Desde mi punto de vista, es importante destacar los límites de esta ideología del desencanto que Padura comparte con otros narradores de su generación, como el propio Abel Prieto, más allá de las diferencias tanto en posición pública como en calidad literaria entre un ministro del régimen y un escritor que ha ganado su relativa independencia gracias a su indiscutible talento para escribir novelas comerciales. Pues creo que la diferencia radical no está en la narrativa de Padura, sino allí donde se rompe con esa poética que se explayó en los años noventa pero es, en buena medida, un producto de los ochenta.

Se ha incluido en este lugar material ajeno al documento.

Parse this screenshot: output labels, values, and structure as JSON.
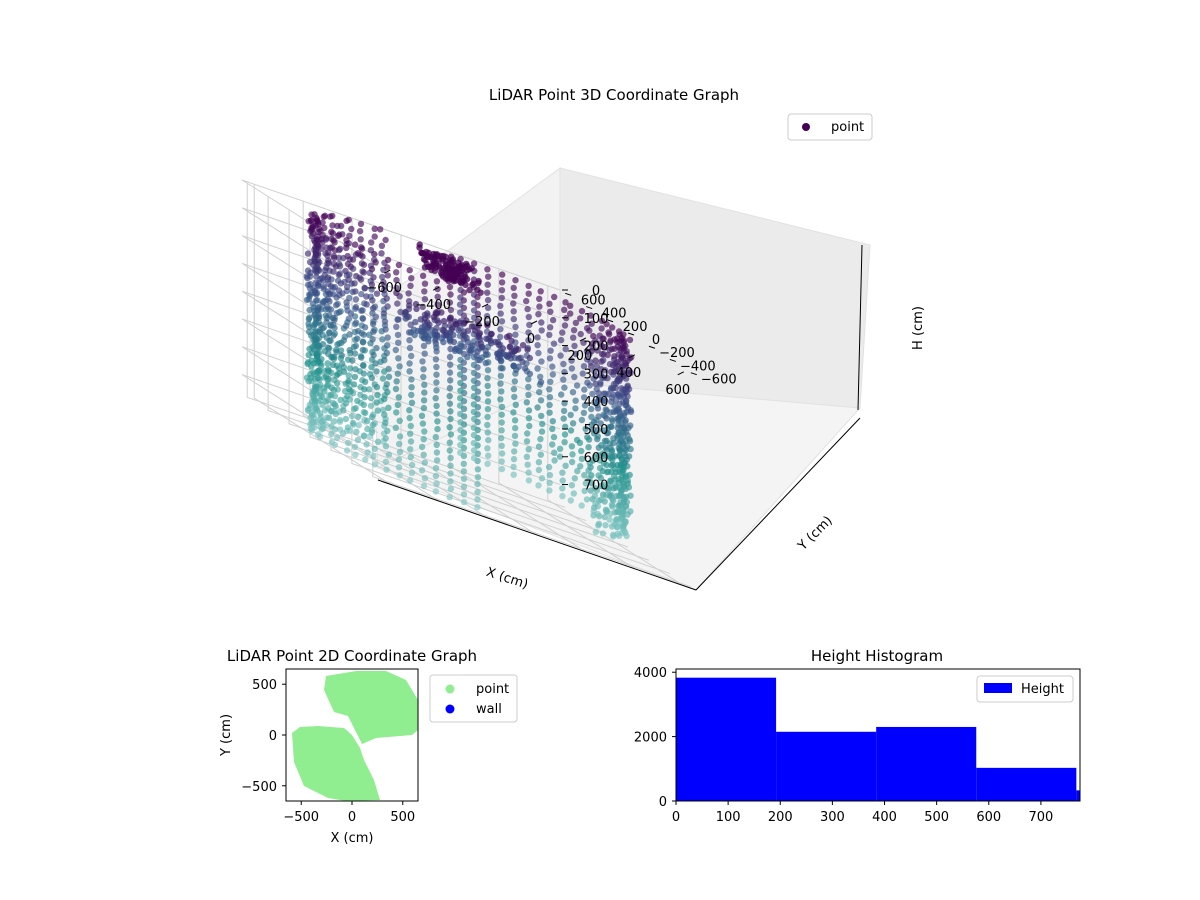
{
  "colors": {
    "point_dark": "#440154",
    "point_mid": "#3b528b",
    "point_teal": "#21918c",
    "point_light": "#7fc5c2",
    "green": "#90ee90",
    "wall": "#0000ff",
    "hist": "#0000ff"
  },
  "chart_data": [
    {
      "type": "scatter",
      "title": "LiDAR Point 3D Coordinate Graph",
      "legend": {
        "placement": "top-right",
        "entries": [
          "point"
        ]
      },
      "xlabel": "X (cm)",
      "ylabel": "Y (cm)",
      "zlabel": "H (cm)",
      "x_ticks": [
        "−600",
        "−400",
        "−200",
        "0",
        "200",
        "400",
        "600"
      ],
      "y_ticks": [
        "−600",
        "−400",
        "−200",
        "0",
        "200",
        "400",
        "600"
      ],
      "z_ticks": [
        "0",
        "100",
        "200",
        "300",
        "400",
        "500",
        "600",
        "700"
      ],
      "xlim": [
        -650,
        650
      ],
      "ylim": [
        -650,
        650
      ],
      "zlim": [
        0,
        770
      ],
      "z_inverted": true,
      "grid": true
    },
    {
      "type": "scatter",
      "title": "LiDAR Point 2D Coordinate Graph",
      "xlabel": "X (cm)",
      "ylabel": "Y (cm)",
      "x_ticks": [
        "−500",
        "0",
        "500"
      ],
      "y_ticks": [
        "500",
        "0",
        "−500"
      ],
      "xlim": [
        -650,
        650
      ],
      "ylim": [
        -650,
        650
      ],
      "legend": {
        "placement": "outside-right",
        "entries": [
          "point",
          "wall"
        ]
      },
      "grid": false
    },
    {
      "type": "bar",
      "title": "Height Histogram",
      "legend": {
        "placement": "top-right",
        "entries": [
          "Height"
        ]
      },
      "bins": [
        {
          "x0": 0,
          "x1": 192,
          "count": 3830
        },
        {
          "x0": 192,
          "x1": 384,
          "count": 2150
        },
        {
          "x0": 384,
          "x1": 576,
          "count": 2300
        },
        {
          "x0": 576,
          "x1": 768,
          "count": 1030
        },
        {
          "x0": 768,
          "x1": 775,
          "count": 330
        }
      ],
      "x_ticks": [
        "0",
        "100",
        "200",
        "300",
        "400",
        "500",
        "600",
        "700"
      ],
      "y_ticks": [
        "0",
        "2000",
        "4000"
      ],
      "xlim": [
        0,
        775
      ],
      "ylim": [
        0,
        4100
      ],
      "grid": false
    }
  ]
}
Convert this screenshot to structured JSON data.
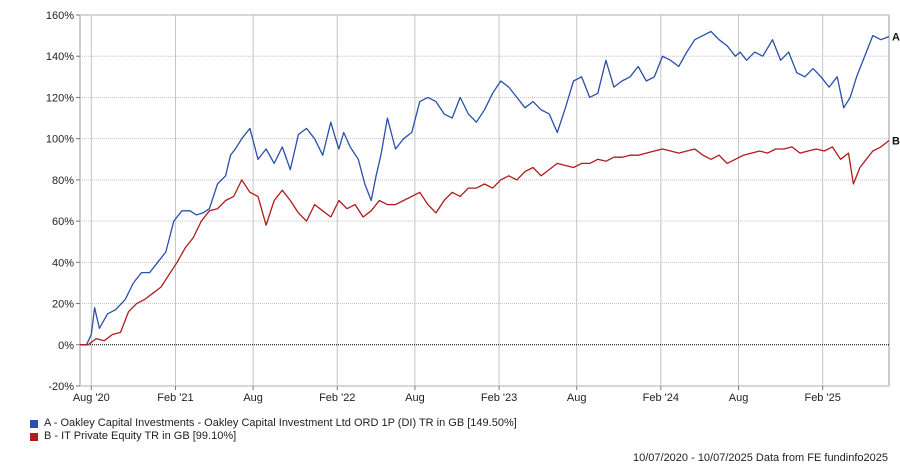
{
  "chart_data": {
    "type": "line",
    "y_tick_labels": [
      "160%",
      "140%",
      "120%",
      "100%",
      "80%",
      "60%",
      "40%",
      "20%",
      "0%",
      "-20%"
    ],
    "y_ticks": [
      160,
      140,
      120,
      100,
      80,
      60,
      40,
      20,
      0,
      -20
    ],
    "ylim": [
      -20,
      160
    ],
    "x_tick_labels": [
      "Aug '20",
      "Feb '21",
      "Aug",
      "Feb '22",
      "Aug",
      "Feb '23",
      "Aug",
      "Feb '24",
      "Aug",
      "Feb '25"
    ],
    "x_ticks": [
      0.07,
      0.59,
      1.07,
      1.59,
      2.07,
      2.59,
      3.07,
      3.59,
      4.07,
      4.59
    ],
    "xlim": [
      0,
      5
    ],
    "x_unit": "years since 10/07/2020",
    "grid": true,
    "zero_line": true,
    "series": [
      {
        "name": "A - Oakley Capital Investments - Oakley Capital Investment Ltd ORD 1P (DI) TR in GB [149.50%]",
        "end_label": "A",
        "color": "#2a50a8",
        "x": [
          0,
          0.04,
          0.07,
          0.09,
          0.12,
          0.17,
          0.22,
          0.28,
          0.33,
          0.38,
          0.43,
          0.48,
          0.53,
          0.58,
          0.63,
          0.68,
          0.72,
          0.76,
          0.8,
          0.85,
          0.9,
          0.93,
          0.96,
          1.0,
          1.05,
          1.1,
          1.15,
          1.2,
          1.25,
          1.3,
          1.35,
          1.4,
          1.45,
          1.5,
          1.55,
          1.58,
          1.6,
          1.63,
          1.67,
          1.72,
          1.76,
          1.8,
          1.83,
          1.86,
          1.9,
          1.95,
          2.0,
          2.05,
          2.1,
          2.15,
          2.2,
          2.25,
          2.3,
          2.35,
          2.4,
          2.45,
          2.5,
          2.55,
          2.6,
          2.65,
          2.7,
          2.75,
          2.8,
          2.85,
          2.9,
          2.95,
          3.0,
          3.05,
          3.1,
          3.15,
          3.2,
          3.25,
          3.3,
          3.35,
          3.4,
          3.45,
          3.5,
          3.55,
          3.6,
          3.65,
          3.7,
          3.75,
          3.8,
          3.85,
          3.9,
          3.95,
          4.0,
          4.05,
          4.08,
          4.12,
          4.17,
          4.22,
          4.28,
          4.33,
          4.38,
          4.43,
          4.48,
          4.53,
          4.58,
          4.63,
          4.68,
          4.72,
          4.76,
          4.8,
          4.85,
          4.9,
          4.95,
          5.0
        ],
        "values": [
          0,
          0,
          5,
          18,
          8,
          15,
          17,
          22,
          30,
          35,
          35,
          40,
          45,
          60,
          65,
          65,
          63,
          64,
          66,
          78,
          82,
          92,
          95,
          100,
          105,
          90,
          95,
          88,
          96,
          85,
          102,
          105,
          100,
          92,
          108,
          100,
          95,
          103,
          96,
          90,
          78,
          70,
          82,
          92,
          110,
          95,
          100,
          103,
          118,
          120,
          118,
          112,
          110,
          120,
          112,
          108,
          114,
          122,
          128,
          125,
          120,
          115,
          118,
          114,
          112,
          103,
          115,
          128,
          130,
          120,
          122,
          138,
          125,
          128,
          130,
          135,
          128,
          130,
          140,
          138,
          135,
          142,
          148,
          150,
          152,
          148,
          145,
          140,
          142,
          138,
          142,
          140,
          148,
          138,
          142,
          132,
          130,
          134,
          130,
          125,
          130,
          115,
          120,
          130,
          140,
          150,
          148,
          149.5
        ]
      },
      {
        "name": "B - IT Private Equity TR in GB [99.10%]",
        "end_label": "B",
        "color": "#b01b1b",
        "x": [
          0,
          0.05,
          0.1,
          0.15,
          0.2,
          0.25,
          0.3,
          0.35,
          0.4,
          0.45,
          0.5,
          0.55,
          0.6,
          0.65,
          0.7,
          0.75,
          0.8,
          0.85,
          0.9,
          0.95,
          1.0,
          1.05,
          1.1,
          1.15,
          1.2,
          1.25,
          1.3,
          1.35,
          1.4,
          1.45,
          1.5,
          1.55,
          1.6,
          1.65,
          1.7,
          1.75,
          1.8,
          1.85,
          1.9,
          1.95,
          2.0,
          2.05,
          2.1,
          2.15,
          2.2,
          2.25,
          2.3,
          2.35,
          2.4,
          2.45,
          2.5,
          2.55,
          2.6,
          2.65,
          2.7,
          2.75,
          2.8,
          2.85,
          2.9,
          2.95,
          3.0,
          3.05,
          3.1,
          3.15,
          3.2,
          3.25,
          3.3,
          3.35,
          3.4,
          3.45,
          3.5,
          3.55,
          3.6,
          3.65,
          3.7,
          3.75,
          3.8,
          3.85,
          3.9,
          3.95,
          4.0,
          4.05,
          4.1,
          4.15,
          4.2,
          4.25,
          4.3,
          4.35,
          4.4,
          4.45,
          4.5,
          4.55,
          4.6,
          4.65,
          4.7,
          4.75,
          4.78,
          4.82,
          4.86,
          4.9,
          4.95,
          5.0
        ],
        "values": [
          0,
          0,
          3,
          2,
          5,
          6,
          16,
          20,
          22,
          25,
          28,
          34,
          40,
          47,
          52,
          60,
          65,
          66,
          70,
          72,
          80,
          74,
          72,
          58,
          70,
          75,
          70,
          64,
          60,
          68,
          65,
          62,
          70,
          66,
          68,
          62,
          65,
          70,
          68,
          68,
          70,
          72,
          74,
          68,
          64,
          70,
          74,
          72,
          76,
          76,
          78,
          76,
          80,
          82,
          80,
          84,
          86,
          82,
          85,
          88,
          87,
          86,
          88,
          88,
          90,
          89,
          91,
          91,
          92,
          92,
          93,
          94,
          95,
          94,
          93,
          94,
          95,
          92,
          90,
          92,
          88,
          90,
          92,
          93,
          94,
          93,
          95,
          95,
          96,
          93,
          94,
          95,
          94,
          96,
          90,
          93,
          78,
          86,
          90,
          94,
          96,
          99.1
        ]
      }
    ]
  },
  "footer_text": "10/07/2020 - 10/07/2025 Data from FE fundinfo2025"
}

Porque me interesa señalar esta diferencia es que en Límites del origenismo destaqué la importancia del ensayo programático “Olvidar Orígenes” –escrito que, por cierto, no es mencionado ni una vez en Tumbas sin sosiego, por cuyas páginas desfilan, sin embargo, multitud de libros prescindibles. Y es también para insistir en esta diferencia que ya Sánchez Mejías apuntaba en La Habana de 1994 pero que la perspectiva de Rojas tiende a perder de vista, que decidí terminar Palabras de trasfondo con una lectura celebratoria de “Resurrección poética de Alamar”, extraordinaria trilogía poética donde Juan Carlos Flores, rompiendo radicalmente con la poesía de los ochenta, rechaza con mueca expresionista los “demonios nacionalistas” que cultivan hoy tantos intelectuales rehabilitados. Tengo por convicción que, a pesar de la diversidad del material con que trabajan y del tono de sus respectivos discursos, en ese rechazo -y hasta en la mueca de disgusto-, el crítico y el poeta pueden llegar a coincidir.